Disinilah parenting membutuhkan kolaborasi dengan kebijaksanaan. Telah cukup bagi orang tua saat dahulu memilihkan TK, SD, SMP, dan SMA terbaik bagi anaknya. Orang tua juga telah memfasilitasi anak dalam bertemu banyak komunitas di luar akademik. Anak-anak bahkan menerima apa adanya menu makanan dan selera pakaian yang kita sajikan pada mereka. Tiba saatnya mereka dewasa dan memiliki karakter tersendiri, selera pilihan mereka sendiri, maka parenting selanjutnya adalah memastikan mereka tetap menjadi individu yang baik, menjalankan perannya sesuai norma agama/hukum/adat/masyarakat, menjadi sosok yang bermanfaat, dan menjadi ‘partner’ anda. Menjadi kawan bicara anda yang ‘sejajar’, menjadi guru bagi beberapa perkembangan teknologi terkini, dan semua merasa bahagia karenanya.

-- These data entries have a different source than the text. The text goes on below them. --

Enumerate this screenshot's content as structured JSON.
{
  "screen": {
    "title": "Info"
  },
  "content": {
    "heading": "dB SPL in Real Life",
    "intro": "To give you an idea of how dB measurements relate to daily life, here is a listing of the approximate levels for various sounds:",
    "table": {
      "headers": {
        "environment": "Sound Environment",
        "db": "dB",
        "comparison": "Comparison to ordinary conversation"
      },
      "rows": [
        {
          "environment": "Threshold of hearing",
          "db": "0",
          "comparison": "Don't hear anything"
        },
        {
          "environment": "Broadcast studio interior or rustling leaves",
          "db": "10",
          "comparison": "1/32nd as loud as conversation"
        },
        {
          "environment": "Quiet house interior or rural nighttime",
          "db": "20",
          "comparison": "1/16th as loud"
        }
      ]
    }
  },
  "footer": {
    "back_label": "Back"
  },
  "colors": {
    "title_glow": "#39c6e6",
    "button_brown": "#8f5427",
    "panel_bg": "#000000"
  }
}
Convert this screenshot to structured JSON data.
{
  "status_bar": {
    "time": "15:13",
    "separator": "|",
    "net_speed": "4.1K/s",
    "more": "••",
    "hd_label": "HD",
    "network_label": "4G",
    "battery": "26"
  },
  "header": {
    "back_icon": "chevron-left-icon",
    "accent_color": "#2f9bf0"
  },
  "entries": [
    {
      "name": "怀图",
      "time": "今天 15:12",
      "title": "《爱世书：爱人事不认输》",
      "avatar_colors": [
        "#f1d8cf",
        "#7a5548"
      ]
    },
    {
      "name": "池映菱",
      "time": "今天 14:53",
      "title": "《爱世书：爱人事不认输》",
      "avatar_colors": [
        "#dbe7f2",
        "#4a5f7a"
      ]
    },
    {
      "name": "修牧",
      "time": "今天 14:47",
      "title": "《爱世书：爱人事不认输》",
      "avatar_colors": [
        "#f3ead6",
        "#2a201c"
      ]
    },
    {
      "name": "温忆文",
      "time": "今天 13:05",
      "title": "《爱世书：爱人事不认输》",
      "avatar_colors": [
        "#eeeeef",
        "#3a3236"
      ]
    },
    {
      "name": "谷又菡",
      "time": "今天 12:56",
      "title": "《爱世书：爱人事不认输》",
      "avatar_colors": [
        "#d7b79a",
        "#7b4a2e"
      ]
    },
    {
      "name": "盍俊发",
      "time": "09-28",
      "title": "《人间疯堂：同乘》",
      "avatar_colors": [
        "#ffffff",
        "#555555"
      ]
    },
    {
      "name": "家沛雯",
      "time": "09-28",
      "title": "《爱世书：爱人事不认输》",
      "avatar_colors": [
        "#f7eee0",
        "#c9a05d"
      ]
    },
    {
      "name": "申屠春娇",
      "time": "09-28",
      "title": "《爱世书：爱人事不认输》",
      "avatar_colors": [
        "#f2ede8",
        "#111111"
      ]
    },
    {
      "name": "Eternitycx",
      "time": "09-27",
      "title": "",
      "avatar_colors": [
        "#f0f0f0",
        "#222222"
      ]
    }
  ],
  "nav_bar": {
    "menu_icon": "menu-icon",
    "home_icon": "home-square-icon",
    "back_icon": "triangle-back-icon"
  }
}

Parenting yang sehat secara psikologis, harus diawali dari kesepakatan antara anda dan pasangan, bahwa anak yang akan dibesarkan ini adalah sosok yang unik, penting, istimewa, dan membutuhkan banyak curahan perhatian serta energi. Selanjutnya, pasangan orang tua juga harus siap menerima perubahan yang alami disebabkan oleh tumbuh kembang anak (peralihan masa balita ke anak, lantas ke masa remaja dan dewasa). Semua konflik yang terjadi pada proses parenting, bisa disikapi dengan bijak. Konflik itu alami, dan bisa diselesaikan dengan komunikasi yang baik dan komitmen bersama. Kalaupun kita dipertemukan dengan konflik yang berat dan sulit mencapai komitmen/komunikasi, kita selalu punya solusi dari jasa para Konselor pernikahan dan Psikolog terdekat. Karena parenting adalah sebuah tugas seumur hidup, semoga kita semua diberikan kemampuan untuk terus membekali dan melengkapi content parenting yang sedang kita jalankan.
Jakarta, 22 Oktober 2018
Sumber :
Kroll ME, Carson C, Redshaw M, Quigley MA (2016) Early Father Involvement and Subsequent Child Behaviour at Ages 3, 5 and 7 Years: Prospective Analysis of the UK Millennium Cohort Study. PLoS ONE 11(9): e0162339. doi:10.1371/ journal.pone.0162339
schoolofparenting.id
Catatan:
Penulis adalah Pengurus Persit Kartika Chandra Kirana Ranting BS Sahli PG Mabesad, sekaligus Pengurus di Kongres Wanita Indonesia (Kowani).